癌症轉移是一連串包含基因改變的複雜的序列事件，包括週邊組織侵襲、穿透至血液或淋巴組織中、定位在遠端組織的血管內皮細胞上、穿出血管並引起血管新生作用，最後在遠端轉移組織長成次發的腫瘤。MTA1( metastasis- associated protein 1)首先是從老鼠轉移乳腺腫瘤cDNA庫(cDNA library from rat metastatic mammary adenocarcinoma)中首先選殖出來，並發現MTA1的mRNA表現量在老鼠乳癌腫瘤和人類乳癌細胞中有上升的傾向。先前的幾個研究顯示MTA1 mRNA表現量似乎也和具侵襲性的人類腫瘤有關，包括結腸直腸癌、胃癌食道癌及胸腺瘤。MTA1剪裁變異型(MTA1s)是MTA1經過選擇性接合作用（alternative splicing）去除外顯子-14的47對核苷酸，造成框移突變(frame shift mutation)產生了一個提前終止訊號(stop codon)而得到MTA1 C端截切產物。值得注意的是MTA1s缺乏核內定位信號（nuclear localization signal），MTA1s能和雌激素受體交互作用，並將雌激素受體捕捉在細胞質中。最近研究顯示，MTA1s過度表現在乳癌細胞中可能與anchorage-independent及tumorigenic的表現型有關。首先，在本研究中，我們測試MTA1及MTA1s與乳癌轉移及侵襲相關之假說，我們利用即時偵測同步定量之聚合酶連鎖反應器（real-time polymerase chain reaction），定量乳癌組織中MTA1及MTA1s之表現量。我們發現在病人的腫瘤組織中，在淋巴結轉移≧2（n=13）的病人其腫瘤組織的MTA1s/ MTA1比值比鄰近週邊正常組織來的高，並且也有顯著差異(p=0.041)。其次，我們利用EGFP-N1、EGFP- MTA1及EGFP- MTA2瞬時轉染老鼠胚胎細胞NIH3T3並進行細胞移行及細胞侵襲性分析。在細胞移行實驗中，EGFP-MTA1、EGFP-MTA2分別比EGFP-N1控制組高1.4及1.3倍;在細胞侵襲試驗(n=6)中，EGFP- MTA1，EGFP-MTA2分別比EGFP- N1控制組高1.6及 1.4倍。我們結果顯示乳癌患者腫瘤組織MTA1s/ MTA1比值越高，其臨床的表現越不佳。我們認為定量分析MTA1和MTA1s有潛力成為乳癌轉移的生物指標。
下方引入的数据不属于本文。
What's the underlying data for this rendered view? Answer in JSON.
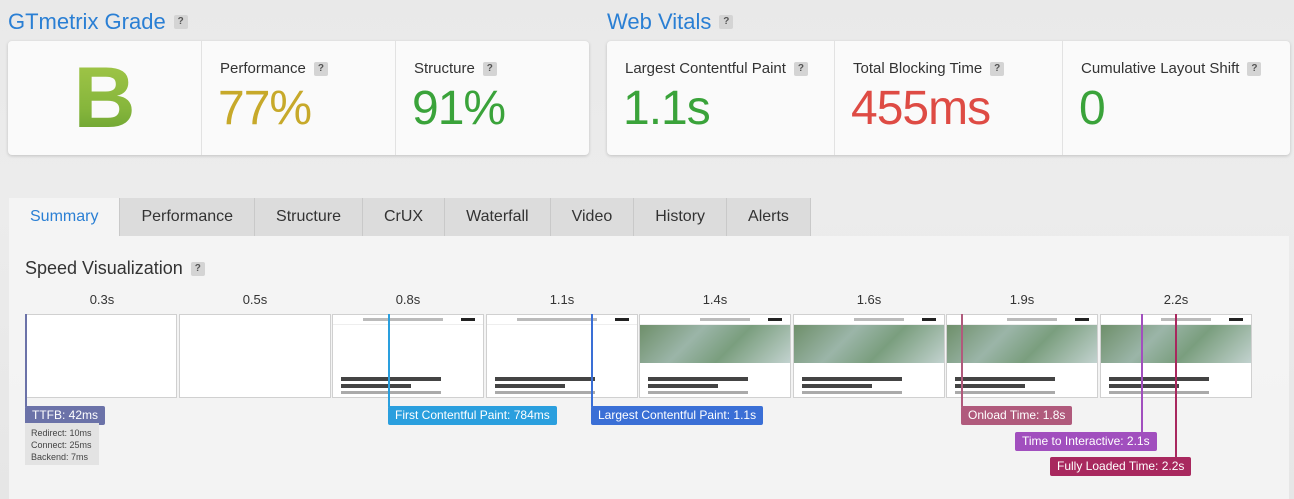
{
  "grade": {
    "title": "GTmetrix Grade",
    "help": "?",
    "letter": "B",
    "performance": {
      "label": "Performance",
      "value": "77%",
      "color": "#c7a92a"
    },
    "structure": {
      "label": "Structure",
      "value": "91%",
      "color": "#3aa33a"
    }
  },
  "vitals": {
    "title": "Web Vitals",
    "help": "?",
    "items": [
      {
        "label": "Largest Contentful Paint",
        "value": "1.1s",
        "color": "#3aa33a"
      },
      {
        "label": "Total Blocking Time",
        "value": "455ms",
        "color": "#de4b44"
      },
      {
        "label": "Cumulative Layout Shift",
        "value": "0",
        "color": "#3aa33a"
      }
    ]
  },
  "tabs": [
    "Summary",
    "Performance",
    "Structure",
    "CrUX",
    "Waterfall",
    "Video",
    "History",
    "Alerts"
  ],
  "active_tab": "Summary",
  "speed": {
    "title": "Speed Visualization",
    "help": "?",
    "times": [
      "0.3s",
      "0.5s",
      "0.8s",
      "1.1s",
      "1.4s",
      "1.6s",
      "1.9s",
      "2.2s"
    ],
    "ttfb": {
      "label": "TTFB: 42ms",
      "redirect": "Redirect: 10ms",
      "connect": "Connect: 25ms",
      "backend": "Backend: 7ms"
    },
    "markers": [
      {
        "label": "First Contentful Paint: 784ms",
        "color": "#2a9fde"
      },
      {
        "label": "Largest Contentful Paint: 1.1s",
        "color": "#3a6fd6"
      },
      {
        "label": "Onload Time: 1.8s",
        "color": "#b05a7c"
      },
      {
        "label": "Time to Interactive: 2.1s",
        "color": "#a14fbe"
      },
      {
        "label": "Fully Loaded Time: 2.2s",
        "color": "#a8285e"
      }
    ],
    "ttfb_color": "#6b72a8"
  }
}
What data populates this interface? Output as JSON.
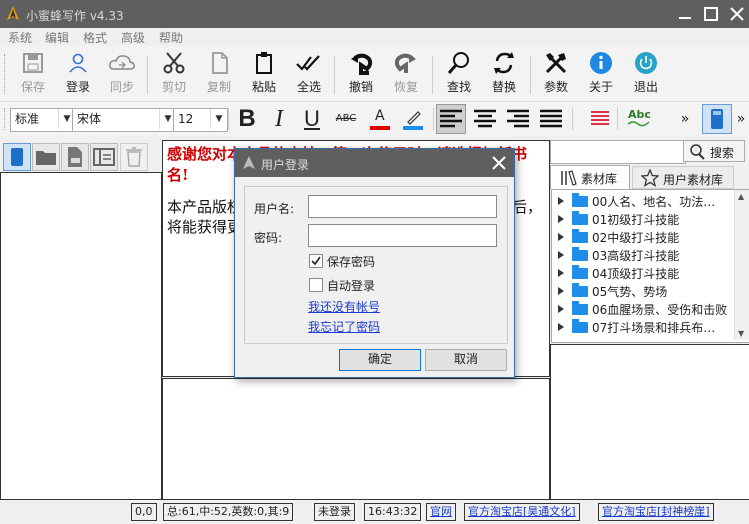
{
  "window": {
    "title": "小蜜蜂写作 v4.33"
  },
  "menu": [
    "系统",
    "编辑",
    "格式",
    "高级",
    "帮助"
  ],
  "toolbar": {
    "save": "保存",
    "login": "登录",
    "sync": "同步",
    "cut": "剪切",
    "copy": "复制",
    "paste": "粘贴",
    "select_all": "全选",
    "undo": "撤销",
    "redo": "恢复",
    "find": "查找",
    "replace": "替换",
    "params": "参数",
    "about": "关于",
    "exit": "退出"
  },
  "format": {
    "style": "标准",
    "font": "宋体",
    "size": "12",
    "bold": "B",
    "italic": "I",
    "underline": "U",
    "strike": "ABC",
    "font_color": "A",
    "spell": "Abc",
    "more": "»",
    "colors": {
      "font_color_bar": "#e00000",
      "highlight_bar": "#1e8ee8",
      "align_list": "#e0304a"
    }
  },
  "editor": {
    "heading": "感谢您对本产品的支持，第一次使用时，请选择加新书名!",
    "body": "本产品版权所有，未经授权不得用于商业目的，授权后，将能获得更多的功能。"
  },
  "right": {
    "search_placeholder": "",
    "search_button": "搜索",
    "tab_library": "素材库",
    "tab_user_library": "用户素材库",
    "items": [
      "00人名、地名、功法…",
      "01初级打斗技能",
      "02中级打斗技能",
      "03高级打斗技能",
      "04顶级打斗技能",
      "05气势、势场",
      "06血腥场景、受伤和击败",
      "07打斗场景和排兵布…"
    ]
  },
  "status": {
    "pos": "0,0",
    "counts": "总:61,中:52,英数:0,其:9",
    "login": "未登录",
    "time": "16:43:32",
    "site": "官网",
    "shop1": "官方淘宝店[昊通文化]",
    "shop2": "官方淘宝店[封神榜崖]"
  },
  "dialog": {
    "title": "用户登录",
    "username_label": "用户名:",
    "username_value": "",
    "password_label": "密码:",
    "password_value": "",
    "save_password": "保存密码",
    "save_password_checked": true,
    "auto_login": "自动登录",
    "auto_login_checked": false,
    "no_account": "我还没有帐号",
    "forgot": "我忘记了密码",
    "ok": "确定",
    "cancel": "取消"
  }
}
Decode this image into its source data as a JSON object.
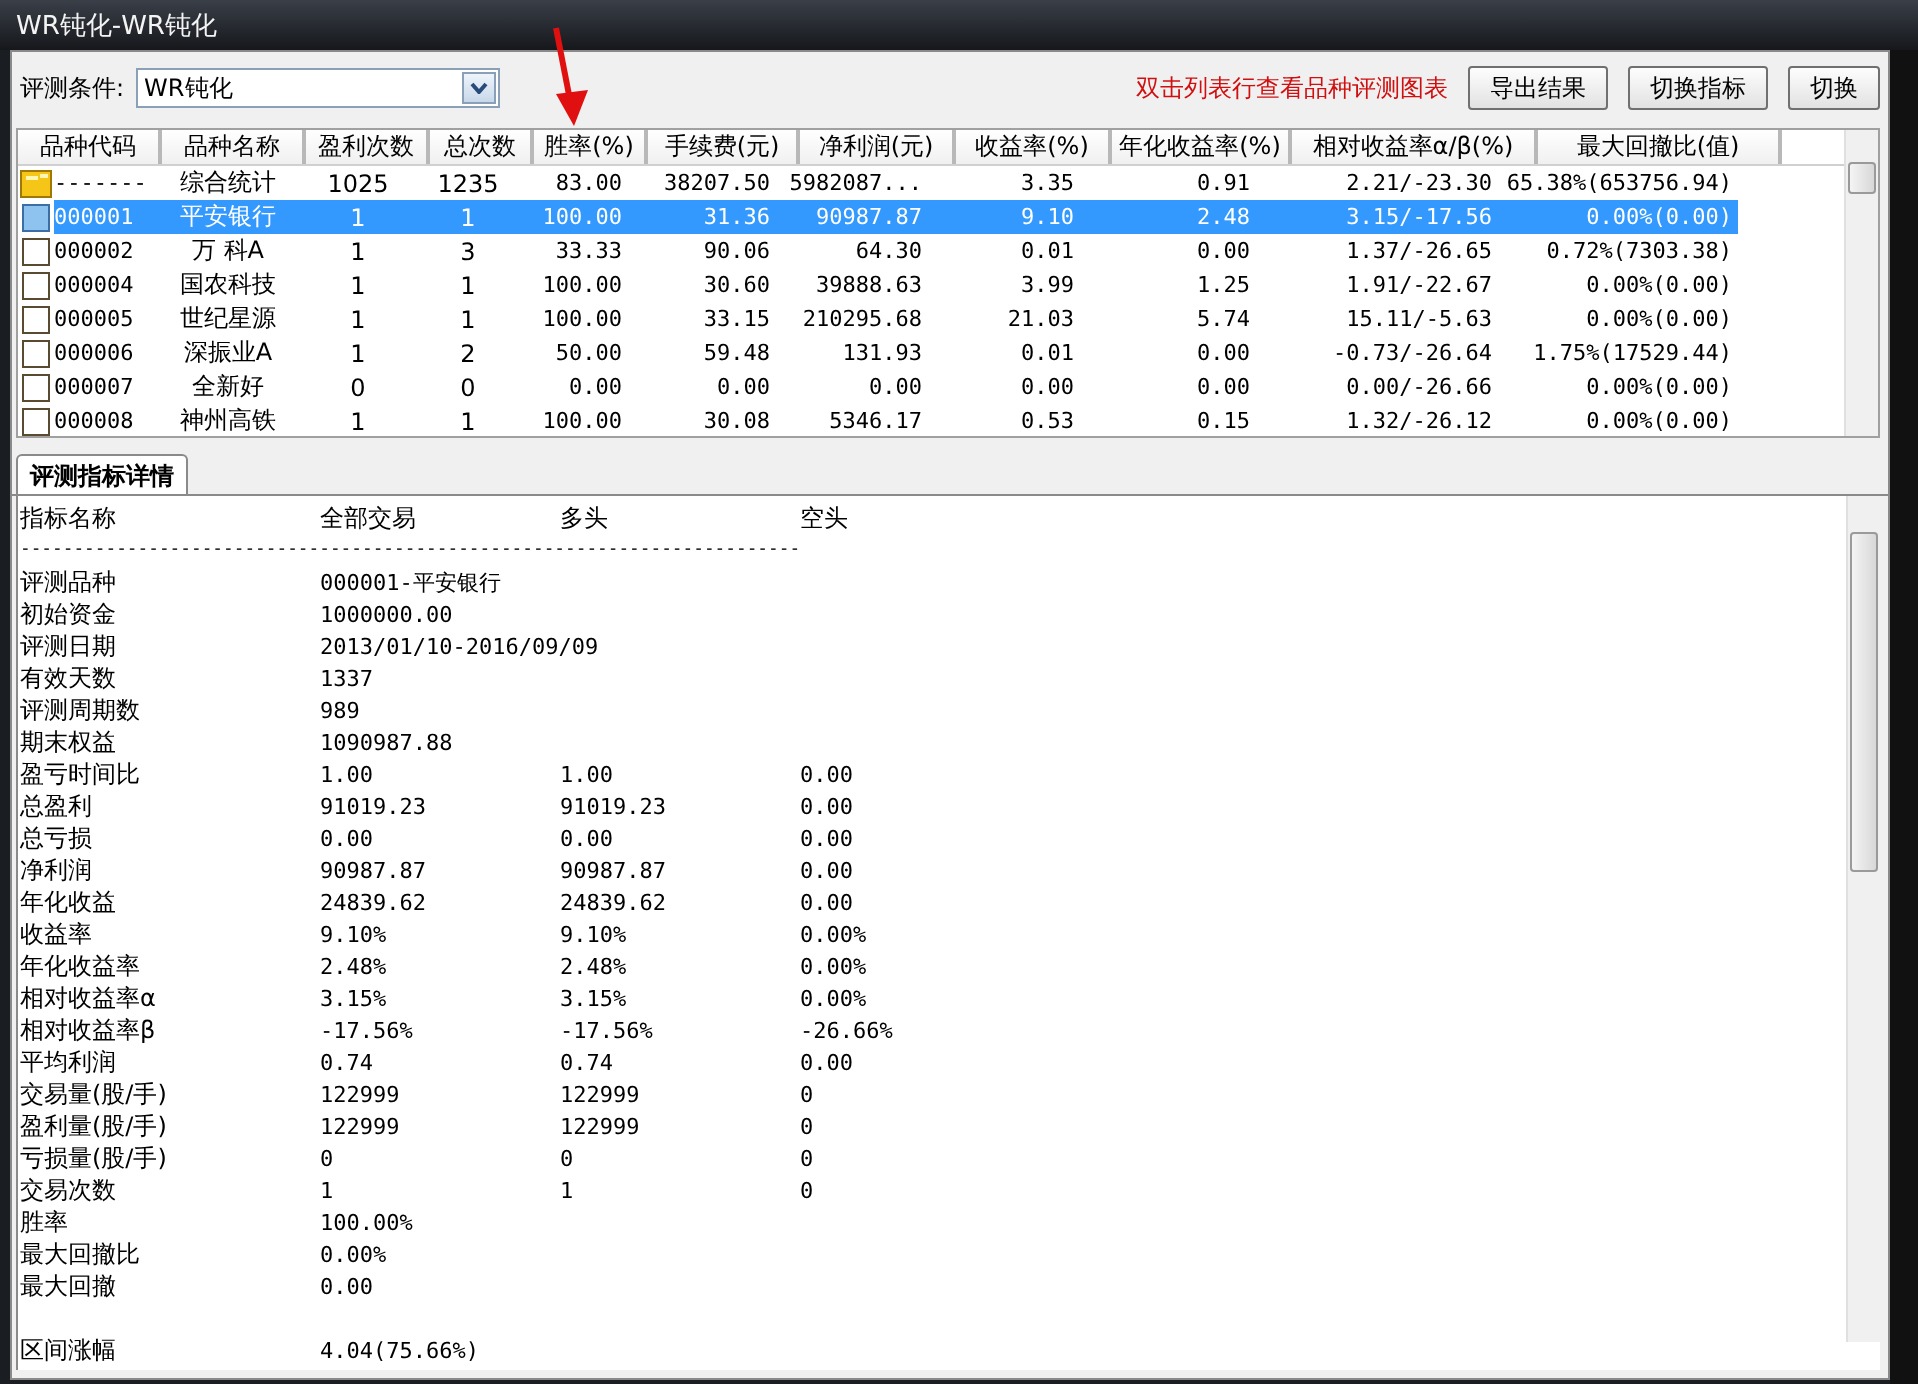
{
  "window": {
    "title": "WR钝化-WR钝化"
  },
  "toolbar": {
    "label": "评测条件:",
    "condition": "WR钝化",
    "hint": "双击列表行查看品种评测图表",
    "buttons": [
      "导出结果",
      "切换指标",
      "切换"
    ]
  },
  "table": {
    "columns": [
      "品种代码",
      "品种名称",
      "盈利次数",
      "总次数",
      "胜率(%)",
      "手续费(元)",
      "净利润(元)",
      "收益率(%)",
      "年化收益率(%)",
      "相对收益率α/β(%)",
      "最大回撤比(值)"
    ],
    "rows": [
      {
        "kind": "summary",
        "selected": false,
        "cells": [
          "-------",
          "综合统计",
          "1025",
          "1235",
          "83.00",
          "38207.50",
          "5982087...",
          "3.35",
          "0.91",
          "2.21/-23.30",
          "65.38%(653756.94)"
        ]
      },
      {
        "kind": "stock",
        "selected": true,
        "cells": [
          "000001",
          "平安银行",
          "1",
          "1",
          "100.00",
          "31.36",
          "90987.87",
          "9.10",
          "2.48",
          "3.15/-17.56",
          "0.00%(0.00)"
        ]
      },
      {
        "kind": "stock",
        "selected": false,
        "cells": [
          "000002",
          "万 科A",
          "1",
          "3",
          "33.33",
          "90.06",
          "64.30",
          "0.01",
          "0.00",
          "1.37/-26.65",
          "0.72%(7303.38)"
        ]
      },
      {
        "kind": "stock",
        "selected": false,
        "cells": [
          "000004",
          "国农科技",
          "1",
          "1",
          "100.00",
          "30.60",
          "39888.63",
          "3.99",
          "1.25",
          "1.91/-22.67",
          "0.00%(0.00)"
        ]
      },
      {
        "kind": "stock",
        "selected": false,
        "cells": [
          "000005",
          "世纪星源",
          "1",
          "1",
          "100.00",
          "33.15",
          "210295.68",
          "21.03",
          "5.74",
          "15.11/-5.63",
          "0.00%(0.00)"
        ]
      },
      {
        "kind": "stock",
        "selected": false,
        "cells": [
          "000006",
          "深振业A",
          "1",
          "2",
          "50.00",
          "59.48",
          "131.93",
          "0.01",
          "0.00",
          "-0.73/-26.64",
          "1.75%(17529.44)"
        ]
      },
      {
        "kind": "stock",
        "selected": false,
        "cells": [
          "000007",
          "全新好",
          "0",
          "0",
          "0.00",
          "0.00",
          "0.00",
          "0.00",
          "0.00",
          "0.00/-26.66",
          "0.00%(0.00)"
        ]
      },
      {
        "kind": "stock",
        "selected": false,
        "cells": [
          "000008",
          "神州高铁",
          "1",
          "1",
          "100.00",
          "30.08",
          "5346.17",
          "0.53",
          "0.15",
          "1.32/-26.12",
          "0.00%(0.00)"
        ]
      }
    ]
  },
  "tabs": [
    {
      "label": "评测指标详情",
      "selected": true
    }
  ],
  "details": {
    "columns": [
      "指标名称",
      "全部交易",
      "多头",
      "空头"
    ],
    "separator": "-------------------------------------------------------------------------",
    "rows": [
      [
        "评测品种",
        "000001-平安银行"
      ],
      [
        "初始资金",
        "1000000.00"
      ],
      [
        "评测日期",
        "2013/01/10-2016/09/09"
      ],
      [
        "有效天数",
        "1337"
      ],
      [
        "评测周期数",
        "989"
      ],
      [
        "期末权益",
        "1090987.88"
      ],
      [
        "盈亏时间比",
        "1.00",
        "1.00",
        "0.00"
      ],
      [
        "总盈利",
        "91019.23",
        "91019.23",
        "0.00"
      ],
      [
        "总亏损",
        "0.00",
        "0.00",
        "0.00"
      ],
      [
        "净利润",
        "90987.87",
        "90987.87",
        "0.00"
      ],
      [
        "年化收益",
        "24839.62",
        "24839.62",
        "0.00"
      ],
      [
        "收益率",
        "9.10%",
        "9.10%",
        "0.00%"
      ],
      [
        "年化收益率",
        "2.48%",
        "2.48%",
        "0.00%"
      ],
      [
        "相对收益率α",
        "3.15%",
        "3.15%",
        "0.00%"
      ],
      [
        "相对收益率β",
        "-17.56%",
        "-17.56%",
        "-26.66%"
      ],
      [
        "平均利润",
        "0.74",
        "0.74",
        "0.00"
      ],
      [
        "交易量(股/手)",
        "122999",
        "122999",
        "0"
      ],
      [
        "盈利量(股/手)",
        "122999",
        "122999",
        "0"
      ],
      [
        "亏损量(股/手)",
        "0",
        "0",
        "0"
      ],
      [
        "交易次数",
        "1",
        "1",
        "0"
      ],
      [
        "胜率",
        "100.00%"
      ],
      [
        "最大回撤比",
        "0.00%"
      ],
      [
        "最大回撤",
        "0.00"
      ]
    ],
    "range_rows": [
      [
        "区间涨幅",
        "4.04(75.66%)"
      ]
    ]
  }
}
　Metastasis is a complex series of events that involves several gene products, including those for the invasion and detachment of neoplastic cells from the primary tumor, penetration into blood and lymphatics, arrest at distant sites by adhesion to endothelial cells, extravasation, induction of angiogenesis, invasion from host antitumor responses, and growth at metastatic sites. The metastasis-associated gene 1 (mta1) was identified by differential cDNA screening using cell lines derived from highly metastatic mammary adenocarcinomas. Enhanced expression of mta1 mRNA was also found in a variety of other human cancerous tissues and carcinoma cell lines, including in colorectal, gastric, or oesophageal carcinomas and thymoma. A naturally occurring variant of MTA1 was recently discovered. This variant, named MTA1s (for short version of MTA1), is a C-terminal truncated form of MTA1, generated by alternative splicing at a cryptic splice site in exon 14, resulting in a deletion of 47 base-pair nucleotides. The underlying mechanism of MTA1s-mediated repression of the estrogen receptor (ER) transactivation function involves nuclear exclusion and sequestration of ER in the cytoplasm. Results of studies involving MTA1s overexpression suggest a role of MTA1s in conferring anchorage independent and tumorigenic phenotypes in breast cancer cells. In this study, we tested the hypothesis that the expression of MTA1 and MTA1s was correlated with the invasive and metastatic potential of breast cancer. First, we used quantitative real-rime PCR to detect mRNA expression levels of mta1 and mta1s in breast cancer tissue. The result revealed that mta1s/mta1 mRNA ratio was significantly higher in metastasis≧2 breast cancer tissue than adjacent normal tissue (p=0.041). Second, we also used migration assay and invasion assay with Boyden chamber and transwell to analysis the association between the level of mta1 and cancer metastasis. We found that transient transfection of NIH3T3 by EGFP-MTA1, EGFP-MTA2, and EGFP-N1 caused a 1.4-fold and 1.3-fold increased migration and 1.6-fold and 1.4-fold increased invasion, compared to the corresponding EGFP-N1 cells. Our results suggest that the patients with breast cancer that have a more aggressive clinical behavior may have higher mta1s/mta1 mRNA ratio. We conclude that expression of mta1 and mta1s may act as a potential biological marker in breast cancer progression.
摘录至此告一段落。